I found a satisfactory (to me!) method to do this one column at a time, but I find the resulting code really not easy to read when I try to apply it to all variables in the DataFrame.
Here is an example
df = DataFrame(a = [1.0, 2.0, "N/A", 3.0, "bad"], b = [4.0, "error", 5.0, 6.0, 7.0])
# One column at a time (satisfactorily readable to me)
df.a[typeof.(df.a) .!= Float64] .= missing
# For all columns (not very readable to me, because of the df[:,colname] syntax)
for colname in names(df)
df[typeof.(df[:, varname]) .!= Float64, colname] .= missing
end
I wish I could use the df.colname syntax in the second version, when colname is in a string variable, but I can’t figure out how to do that. And writing df[:, colname] leads to the above code, which I, for one, do not find very readable. In Matlab, I could have written df.(colname), adding parentheses to indicate that colname is not the actual name of the column but a string variable containing that column name.
I am opened to solutions with transform() or @transform but, to me (coming from Matlab), what I have found so far is even less readable.

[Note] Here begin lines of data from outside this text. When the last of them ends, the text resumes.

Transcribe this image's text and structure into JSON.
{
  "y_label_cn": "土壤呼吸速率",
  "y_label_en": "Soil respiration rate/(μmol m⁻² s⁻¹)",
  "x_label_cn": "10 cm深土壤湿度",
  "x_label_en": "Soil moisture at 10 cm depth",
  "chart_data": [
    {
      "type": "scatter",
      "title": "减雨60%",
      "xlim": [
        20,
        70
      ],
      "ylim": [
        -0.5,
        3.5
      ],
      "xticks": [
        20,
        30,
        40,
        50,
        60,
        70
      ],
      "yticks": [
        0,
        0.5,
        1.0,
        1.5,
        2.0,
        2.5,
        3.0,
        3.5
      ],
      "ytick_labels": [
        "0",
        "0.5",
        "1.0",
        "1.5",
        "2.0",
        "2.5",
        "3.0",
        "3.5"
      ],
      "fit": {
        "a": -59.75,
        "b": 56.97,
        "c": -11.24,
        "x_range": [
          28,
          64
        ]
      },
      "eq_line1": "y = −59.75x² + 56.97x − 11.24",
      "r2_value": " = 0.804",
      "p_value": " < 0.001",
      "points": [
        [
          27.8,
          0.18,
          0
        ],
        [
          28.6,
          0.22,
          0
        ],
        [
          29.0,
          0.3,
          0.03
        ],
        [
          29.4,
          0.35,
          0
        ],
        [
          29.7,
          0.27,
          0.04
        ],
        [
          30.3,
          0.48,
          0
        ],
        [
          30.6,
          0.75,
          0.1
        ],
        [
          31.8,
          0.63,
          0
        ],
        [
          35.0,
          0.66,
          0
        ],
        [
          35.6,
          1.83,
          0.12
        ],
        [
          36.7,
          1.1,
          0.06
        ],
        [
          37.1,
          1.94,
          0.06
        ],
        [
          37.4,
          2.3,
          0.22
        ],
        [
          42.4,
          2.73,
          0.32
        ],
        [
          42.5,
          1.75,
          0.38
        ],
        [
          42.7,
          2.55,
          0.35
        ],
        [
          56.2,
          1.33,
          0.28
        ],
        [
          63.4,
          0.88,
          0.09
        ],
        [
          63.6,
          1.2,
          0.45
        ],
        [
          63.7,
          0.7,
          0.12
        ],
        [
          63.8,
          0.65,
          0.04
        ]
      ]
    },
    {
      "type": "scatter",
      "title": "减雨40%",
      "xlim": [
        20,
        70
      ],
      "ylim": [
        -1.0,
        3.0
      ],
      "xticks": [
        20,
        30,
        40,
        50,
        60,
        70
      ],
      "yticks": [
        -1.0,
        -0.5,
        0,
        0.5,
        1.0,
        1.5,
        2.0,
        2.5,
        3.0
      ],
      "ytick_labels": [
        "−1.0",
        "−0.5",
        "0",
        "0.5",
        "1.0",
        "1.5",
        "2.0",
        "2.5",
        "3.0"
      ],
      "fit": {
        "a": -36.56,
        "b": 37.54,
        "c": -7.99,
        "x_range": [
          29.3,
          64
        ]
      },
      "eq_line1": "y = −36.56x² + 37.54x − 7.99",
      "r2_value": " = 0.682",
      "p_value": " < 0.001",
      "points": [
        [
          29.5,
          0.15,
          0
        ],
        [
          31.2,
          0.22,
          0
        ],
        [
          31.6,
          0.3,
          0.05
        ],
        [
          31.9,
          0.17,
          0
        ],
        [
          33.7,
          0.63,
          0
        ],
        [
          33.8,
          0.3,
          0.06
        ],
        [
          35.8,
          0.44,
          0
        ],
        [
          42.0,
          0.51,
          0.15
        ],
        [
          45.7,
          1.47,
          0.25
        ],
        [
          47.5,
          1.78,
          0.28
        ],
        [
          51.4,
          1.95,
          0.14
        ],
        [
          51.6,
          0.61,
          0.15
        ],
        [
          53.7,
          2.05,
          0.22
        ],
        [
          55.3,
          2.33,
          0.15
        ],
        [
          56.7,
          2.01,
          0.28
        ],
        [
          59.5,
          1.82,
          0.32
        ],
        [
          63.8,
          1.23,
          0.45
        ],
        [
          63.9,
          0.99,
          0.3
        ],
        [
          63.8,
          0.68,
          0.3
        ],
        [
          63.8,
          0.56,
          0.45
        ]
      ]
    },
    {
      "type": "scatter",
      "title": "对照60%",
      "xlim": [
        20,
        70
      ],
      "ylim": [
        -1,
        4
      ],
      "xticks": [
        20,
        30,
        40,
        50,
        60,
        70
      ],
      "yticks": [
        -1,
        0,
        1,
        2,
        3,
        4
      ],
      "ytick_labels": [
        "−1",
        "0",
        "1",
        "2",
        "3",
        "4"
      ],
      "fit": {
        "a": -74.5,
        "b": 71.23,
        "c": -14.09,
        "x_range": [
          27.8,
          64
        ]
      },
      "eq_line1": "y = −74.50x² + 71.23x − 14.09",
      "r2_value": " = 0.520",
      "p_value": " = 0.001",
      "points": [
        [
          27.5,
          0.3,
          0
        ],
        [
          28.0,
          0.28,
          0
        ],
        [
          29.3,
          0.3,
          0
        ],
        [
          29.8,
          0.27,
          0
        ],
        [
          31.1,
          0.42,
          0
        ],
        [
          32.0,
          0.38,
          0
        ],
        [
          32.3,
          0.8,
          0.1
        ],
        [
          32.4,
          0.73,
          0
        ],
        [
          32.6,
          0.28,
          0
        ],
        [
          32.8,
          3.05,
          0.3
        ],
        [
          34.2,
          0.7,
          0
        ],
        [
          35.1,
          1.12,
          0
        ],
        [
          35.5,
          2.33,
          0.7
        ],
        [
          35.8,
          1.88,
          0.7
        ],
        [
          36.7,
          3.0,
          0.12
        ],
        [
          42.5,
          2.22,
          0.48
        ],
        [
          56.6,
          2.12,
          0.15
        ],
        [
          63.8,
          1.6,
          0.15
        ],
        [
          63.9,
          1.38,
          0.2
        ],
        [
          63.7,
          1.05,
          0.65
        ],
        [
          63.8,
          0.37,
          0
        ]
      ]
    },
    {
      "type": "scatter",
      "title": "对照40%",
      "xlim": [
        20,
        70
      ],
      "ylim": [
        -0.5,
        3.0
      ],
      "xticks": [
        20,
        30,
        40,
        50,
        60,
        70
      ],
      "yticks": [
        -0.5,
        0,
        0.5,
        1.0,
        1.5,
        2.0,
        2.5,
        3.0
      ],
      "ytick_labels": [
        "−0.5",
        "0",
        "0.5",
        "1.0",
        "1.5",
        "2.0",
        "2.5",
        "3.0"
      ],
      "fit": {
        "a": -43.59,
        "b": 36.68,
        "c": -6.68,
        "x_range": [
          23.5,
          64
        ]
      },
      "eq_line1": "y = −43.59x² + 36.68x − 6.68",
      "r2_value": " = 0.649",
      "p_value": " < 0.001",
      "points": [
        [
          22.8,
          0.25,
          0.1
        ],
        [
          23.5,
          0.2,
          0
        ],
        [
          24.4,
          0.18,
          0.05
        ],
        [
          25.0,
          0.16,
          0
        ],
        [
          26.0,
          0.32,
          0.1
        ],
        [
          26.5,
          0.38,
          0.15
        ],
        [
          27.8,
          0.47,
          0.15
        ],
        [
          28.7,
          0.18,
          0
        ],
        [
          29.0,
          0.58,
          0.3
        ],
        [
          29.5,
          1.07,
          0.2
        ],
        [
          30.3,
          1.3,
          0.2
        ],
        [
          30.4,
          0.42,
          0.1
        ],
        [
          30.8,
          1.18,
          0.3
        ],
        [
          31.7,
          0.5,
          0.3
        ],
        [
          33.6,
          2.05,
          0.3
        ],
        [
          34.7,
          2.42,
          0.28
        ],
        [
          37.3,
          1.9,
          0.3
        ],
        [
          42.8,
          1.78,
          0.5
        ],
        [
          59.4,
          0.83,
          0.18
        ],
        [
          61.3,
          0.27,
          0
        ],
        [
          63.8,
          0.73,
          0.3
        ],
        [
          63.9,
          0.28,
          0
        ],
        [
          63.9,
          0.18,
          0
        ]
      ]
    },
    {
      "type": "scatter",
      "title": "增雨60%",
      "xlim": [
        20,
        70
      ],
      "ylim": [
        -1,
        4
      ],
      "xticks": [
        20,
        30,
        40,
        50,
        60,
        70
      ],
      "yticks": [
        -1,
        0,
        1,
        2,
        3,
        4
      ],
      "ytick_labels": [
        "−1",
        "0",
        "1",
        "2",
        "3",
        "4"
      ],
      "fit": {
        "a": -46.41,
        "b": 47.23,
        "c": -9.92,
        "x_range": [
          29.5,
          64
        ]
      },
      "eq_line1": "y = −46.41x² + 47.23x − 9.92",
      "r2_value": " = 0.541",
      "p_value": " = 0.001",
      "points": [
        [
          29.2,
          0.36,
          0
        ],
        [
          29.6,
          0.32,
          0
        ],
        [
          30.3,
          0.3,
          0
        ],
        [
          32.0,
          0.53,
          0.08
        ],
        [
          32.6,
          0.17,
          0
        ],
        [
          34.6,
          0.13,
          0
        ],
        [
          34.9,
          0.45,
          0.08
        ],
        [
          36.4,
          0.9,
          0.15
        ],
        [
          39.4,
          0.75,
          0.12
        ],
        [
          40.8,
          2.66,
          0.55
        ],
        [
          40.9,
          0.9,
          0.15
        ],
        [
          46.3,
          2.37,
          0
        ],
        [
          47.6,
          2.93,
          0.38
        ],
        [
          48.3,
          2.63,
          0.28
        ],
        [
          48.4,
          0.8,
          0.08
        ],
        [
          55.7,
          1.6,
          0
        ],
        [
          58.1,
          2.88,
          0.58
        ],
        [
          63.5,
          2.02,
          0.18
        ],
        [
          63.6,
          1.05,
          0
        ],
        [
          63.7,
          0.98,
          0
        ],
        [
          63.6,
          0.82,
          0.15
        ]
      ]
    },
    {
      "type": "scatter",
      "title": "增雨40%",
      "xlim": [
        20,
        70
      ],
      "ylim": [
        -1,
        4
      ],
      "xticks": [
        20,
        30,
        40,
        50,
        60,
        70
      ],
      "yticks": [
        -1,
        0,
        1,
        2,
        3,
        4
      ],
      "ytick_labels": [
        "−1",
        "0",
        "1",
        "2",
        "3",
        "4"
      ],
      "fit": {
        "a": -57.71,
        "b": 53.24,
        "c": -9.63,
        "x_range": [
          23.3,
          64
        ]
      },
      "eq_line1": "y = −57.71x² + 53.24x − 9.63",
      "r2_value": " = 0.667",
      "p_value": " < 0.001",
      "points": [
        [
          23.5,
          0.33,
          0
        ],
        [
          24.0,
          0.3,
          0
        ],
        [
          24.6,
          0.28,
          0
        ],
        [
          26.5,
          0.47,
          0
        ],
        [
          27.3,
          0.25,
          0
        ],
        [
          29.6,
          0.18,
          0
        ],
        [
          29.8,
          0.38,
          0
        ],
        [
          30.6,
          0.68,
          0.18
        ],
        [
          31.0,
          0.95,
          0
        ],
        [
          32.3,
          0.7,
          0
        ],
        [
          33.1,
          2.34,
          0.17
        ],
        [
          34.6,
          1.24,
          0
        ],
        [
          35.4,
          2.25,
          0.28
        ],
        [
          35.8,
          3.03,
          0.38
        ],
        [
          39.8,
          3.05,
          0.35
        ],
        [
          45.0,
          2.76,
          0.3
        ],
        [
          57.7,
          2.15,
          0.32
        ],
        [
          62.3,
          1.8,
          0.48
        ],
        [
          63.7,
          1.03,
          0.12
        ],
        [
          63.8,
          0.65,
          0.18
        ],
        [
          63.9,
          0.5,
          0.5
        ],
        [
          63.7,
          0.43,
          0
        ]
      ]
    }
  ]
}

Where is your data coming from? You should almost certainly move this tidyihg step further up your pipeline, e.g., when parsing a CSV, than to have a DataFrame with columns of eltype Any.
julia> replace_non_floats(x) = [xᵢ isa Number ? xᵢ : missing for xᵢ ∈ x]
replace_non_floats (generic function with 1 method)
julia> mapcols!(replace_non_floats, df)
5×2 DataFrame
Row │ a b
│ Float64? Float64?
─────┼──────────────────────
1 │ 1.0 4.0
2 │ 2.0 missing
3 │ missing 5.0
4 │ 3.0 6.0
5 │ missing 7.0
Which has the additional benefit that it creates a narrower vector type if possible (your code keeps the columns Any which as Joseph says is usually a bad idea).